I brushed off her concern, only to remember later that she knew what depression looked like — it was a demon she had to face in high school.
The weeks after that got harder — my bed became softer and my school work became tedious. I started to become more snappy and irritable. My to-do list had been piling up exorbitant amounts of guilt and frustration as it steadily grew.
I had been toying with the idea about depression — did I have it? According to checklists I found on Google, there was a chance I did.
It scared me.
Heck, it still scares me. A lot.
What if I do? What will that mean for me? What if this my empty well of joy has left me dry for far too long?
Being tired makes me tired. I am weary from this perpetual state of weariness. But this, whatever this is, is a demon that is hard to shake off.
But last night, while I lay cozy in my bed, I decided, “I’m narcoleptic.”
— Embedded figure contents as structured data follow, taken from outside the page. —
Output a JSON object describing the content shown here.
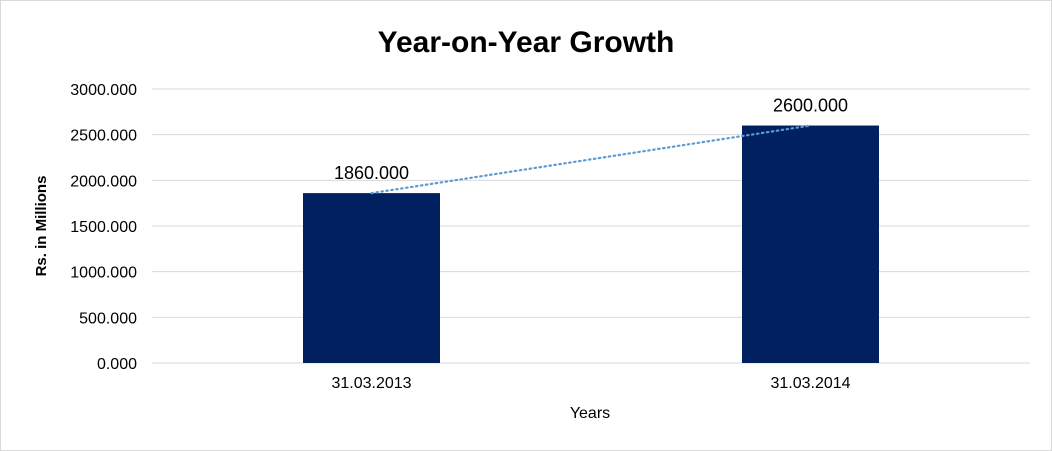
{
  "chart_data": {
    "type": "bar",
    "title": "Year-on-Year Growth",
    "xlabel": "Years",
    "ylabel": "Rs. in Millions",
    "categories": [
      "31.03.2013",
      "31.03.2014"
    ],
    "values": [
      1860,
      2600
    ],
    "data_labels": [
      "1860.000",
      "2600.000"
    ],
    "ylim": [
      0,
      3000
    ],
    "yticks": [
      0,
      500,
      1000,
      1500,
      2000,
      2500,
      3000
    ],
    "ytick_labels": [
      "0.000",
      "500.000",
      "1000.000",
      "1500.000",
      "2000.000",
      "2500.000",
      "3000.000"
    ],
    "grid": true,
    "legend": "none",
    "trendline": "linear, dotted",
    "colors": {
      "bar": "#002060",
      "trendline": "#5b9bd5",
      "grid": "#d9d9d9"
    }
  }
}
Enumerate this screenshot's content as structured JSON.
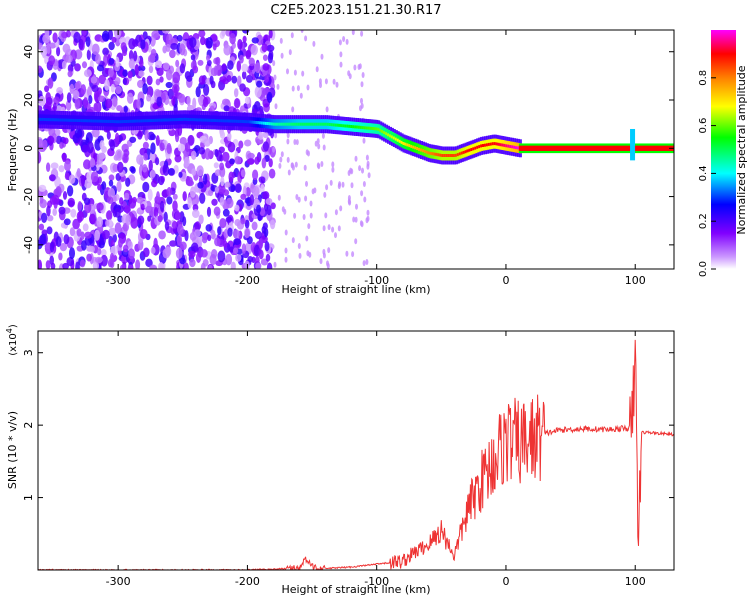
{
  "title": "C2E5.2023.151.21.30.R17",
  "top_panel": {
    "xlabel": "Height of straight line (km)",
    "ylabel": "Frequency (Hz)",
    "xlim": [
      -362,
      130
    ],
    "ylim": [
      -50,
      49
    ],
    "xticks": [
      -300,
      -200,
      -100,
      0,
      100
    ],
    "yticks": [
      -40,
      -20,
      0,
      20,
      40
    ],
    "colorbar": {
      "label": "Normalized spectral amplitude",
      "range": [
        0,
        1
      ],
      "ticks": [
        "0.0",
        "0.2",
        "0.4",
        "0.6",
        "0.8"
      ],
      "colors": [
        "#ffffff",
        "#cc99ff",
        "#8000ff",
        "#0000ff",
        "#00ffff",
        "#00ff00",
        "#ffff00",
        "#ff8000",
        "#ff0000",
        "#ff00ff"
      ]
    }
  },
  "bottom_panel": {
    "xlabel": "Height of straight line (km)",
    "ylabel": "SNR (10 * v/v)",
    "scale_label": "(x10",
    "scale_exp": "4",
    "scale_close": ")",
    "xlim": [
      -362,
      130
    ],
    "ylim": [
      0,
      3.3
    ],
    "xticks": [
      -300,
      -200,
      -100,
      0,
      100
    ],
    "yticks": [
      1,
      2,
      3
    ],
    "line_color": "#ee3333"
  },
  "chart_data": [
    {
      "type": "heatmap",
      "title": "C2E5.2023.151.21.30.R17",
      "xlabel": "Height of straight line (km)",
      "ylabel": "Frequency (Hz)",
      "xlim": [
        -362,
        130
      ],
      "ylim": [
        -50,
        49
      ],
      "colorbar_label": "Normalized spectral amplitude",
      "noise_region_x": [
        -362,
        -180
      ],
      "ridge": {
        "x": [
          -362,
          -300,
          -250,
          -200,
          -180,
          -160,
          -140,
          -120,
          -100,
          -90,
          -80,
          -70,
          -60,
          -50,
          -40,
          -30,
          -20,
          -10,
          0,
          10,
          50,
          100,
          130
        ],
        "y": [
          12,
          11,
          12,
          11,
          10,
          10,
          10,
          9,
          8,
          5,
          2,
          0,
          -2,
          -3,
          -3,
          -1,
          1,
          2,
          1,
          0,
          0,
          0,
          0
        ],
        "amplitude": [
          0.3,
          0.3,
          0.3,
          0.3,
          0.45,
          0.5,
          0.5,
          0.55,
          0.6,
          0.65,
          0.7,
          0.75,
          0.8,
          0.85,
          0.85,
          0.9,
          0.9,
          0.9,
          0.95,
          1.0,
          1.0,
          1.0,
          1.0
        ]
      }
    },
    {
      "type": "line",
      "xlabel": "Height of straight line (km)",
      "ylabel": "SNR (10 * v/v)",
      "xlim": [
        -362,
        130
      ],
      "ylim": [
        0,
        3.3
      ],
      "unit_multiplier": "x10^4",
      "series": [
        {
          "x": [
            -362,
            -200,
            -180,
            -160,
            -155,
            -150,
            -140,
            -120,
            -100,
            -80,
            -70,
            -60,
            -50,
            -40,
            -30,
            -20,
            -10,
            0,
            10,
            20,
            30,
            40,
            60,
            80,
            95,
            98,
            100,
            102,
            105,
            110,
            130
          ],
          "values": [
            0.0,
            0.0,
            0.01,
            0.03,
            0.15,
            0.05,
            0.02,
            0.04,
            0.08,
            0.12,
            0.25,
            0.35,
            0.55,
            0.2,
            0.8,
            1.2,
            1.5,
            1.8,
            1.75,
            1.8,
            1.88,
            1.93,
            1.95,
            1.94,
            1.96,
            1.95,
            3.3,
            0.3,
            1.9,
            1.9,
            1.87
          ]
        }
      ]
    }
  ]
}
Spiritually speaking, of course.
You see, I have bad days and good days.
Some mornings, I wake up with a new-found energy, and I’m ready to squeeze all the lemons life can throw at me. I could even start my own lemonade business!
Other mornings, I refuse to get out of bed. And that’s the end of that.
But my good days, my lemonade-filled days, have been a reminder, that depressed or not, I still have joy in my life. I still enjoy having coffee with friends, I still enjoy laughing with my RA staff, I still enjoy watching the Christmas spirit unfold rapidly this season, I still enjoy writing and learning, I still love people, I still love (and I mean love) food, and I love dancing mindlessly when I get bored. I still enjoy the little things.
And in these things, in these “lemonade days,” I find hope, as unexplainable as it is.
I am spiritually narcoleptic, I decided last night.
Yes, I tend to fall asleep every now and then… and it is dang hard to wake up from the slumber. But I can still wake up from the slumber. No matter how long it takes, I still wake up every. single. time.
Don’t get me wrong, I’m still shit scared. What if this isn’t just a spiritual funk? What if something is really wrong with me?
And because I am scared, I have to keep reminding myself that lemonade days still come for every sleepy day.
For now, that is enough hope.
No matter what is going on with me, *gulp* depression or not, I will say my mantra, hoping the chant will shoo this narcolepsy away.
“Let lemonade days restore your hope, sweet Leah. Just let the lemonade days restore your hope.”